While everyone else at your gathering is debating the merits of Reeve vs. Routh, top them all by mentioning that you saw Krrish, a Superman-like movie direct from Bollywood. What’s a good superhero movie without some song-and-dance numbers, after all?
Wear black and a 10-gallon hat to any parties this weekend in honor of Johnny Cash’s final studio album, American V, which was released Tuesday; avoid looking at his possibly blasphemous MySpace page.
Watch the World Cup Final, if you must. But try to maintain a shred of dignity—avoid wearing team jerseys and/or wrapping yourself in a flag. Your barmates thank you.
If anyone at your party is partially responsible for keeping the Times’ Modern Love column about Shamu atop the most-e-mailed list, they are to be escorted immediately to the door and made to read The Rules as penance.

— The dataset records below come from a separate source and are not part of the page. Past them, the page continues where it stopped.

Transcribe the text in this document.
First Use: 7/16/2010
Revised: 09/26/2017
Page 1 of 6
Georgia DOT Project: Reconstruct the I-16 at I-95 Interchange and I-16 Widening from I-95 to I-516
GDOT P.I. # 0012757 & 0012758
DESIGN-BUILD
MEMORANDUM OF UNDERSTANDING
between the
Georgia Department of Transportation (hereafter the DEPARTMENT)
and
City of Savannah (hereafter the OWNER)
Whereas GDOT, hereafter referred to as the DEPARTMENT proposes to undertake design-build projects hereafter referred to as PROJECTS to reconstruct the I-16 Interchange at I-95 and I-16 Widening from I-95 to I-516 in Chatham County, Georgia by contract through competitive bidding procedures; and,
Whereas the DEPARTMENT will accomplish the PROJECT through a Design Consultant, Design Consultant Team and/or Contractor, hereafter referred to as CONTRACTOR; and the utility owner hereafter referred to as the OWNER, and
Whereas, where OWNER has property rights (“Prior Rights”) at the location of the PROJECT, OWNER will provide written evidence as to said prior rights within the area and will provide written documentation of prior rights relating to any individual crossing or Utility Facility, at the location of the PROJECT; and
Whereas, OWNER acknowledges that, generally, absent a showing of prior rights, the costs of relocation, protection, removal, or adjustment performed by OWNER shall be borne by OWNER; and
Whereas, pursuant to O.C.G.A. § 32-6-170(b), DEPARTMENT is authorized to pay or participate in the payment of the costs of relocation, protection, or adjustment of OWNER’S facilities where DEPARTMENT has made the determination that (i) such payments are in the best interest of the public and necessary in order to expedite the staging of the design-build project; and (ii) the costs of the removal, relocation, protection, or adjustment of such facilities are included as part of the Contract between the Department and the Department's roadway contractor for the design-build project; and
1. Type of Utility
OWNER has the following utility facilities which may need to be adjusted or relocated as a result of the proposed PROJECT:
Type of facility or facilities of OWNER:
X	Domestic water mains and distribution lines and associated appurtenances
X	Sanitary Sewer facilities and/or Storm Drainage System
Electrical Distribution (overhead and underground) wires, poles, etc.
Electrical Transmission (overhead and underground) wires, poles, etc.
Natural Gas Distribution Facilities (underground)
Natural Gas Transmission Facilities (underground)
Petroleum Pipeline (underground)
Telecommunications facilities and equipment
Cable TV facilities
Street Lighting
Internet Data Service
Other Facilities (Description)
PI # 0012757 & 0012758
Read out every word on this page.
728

Gather ‘round the telly on Sunday evening to watch the first of the “lost” episodes of Chappelle’s Show. Drinking scotch will help you get through the uncomfortable bits.
Professional armchair philosopher Alain de Botton wants to build an “enlightened” development in London based on the principles outlined in his new book, The Architecture of Happiness. You have long since decided that happiness is overrated. Drink another scotch.
Forbidden topics: Suri Cruise, organic hot dogs, Ken Lay.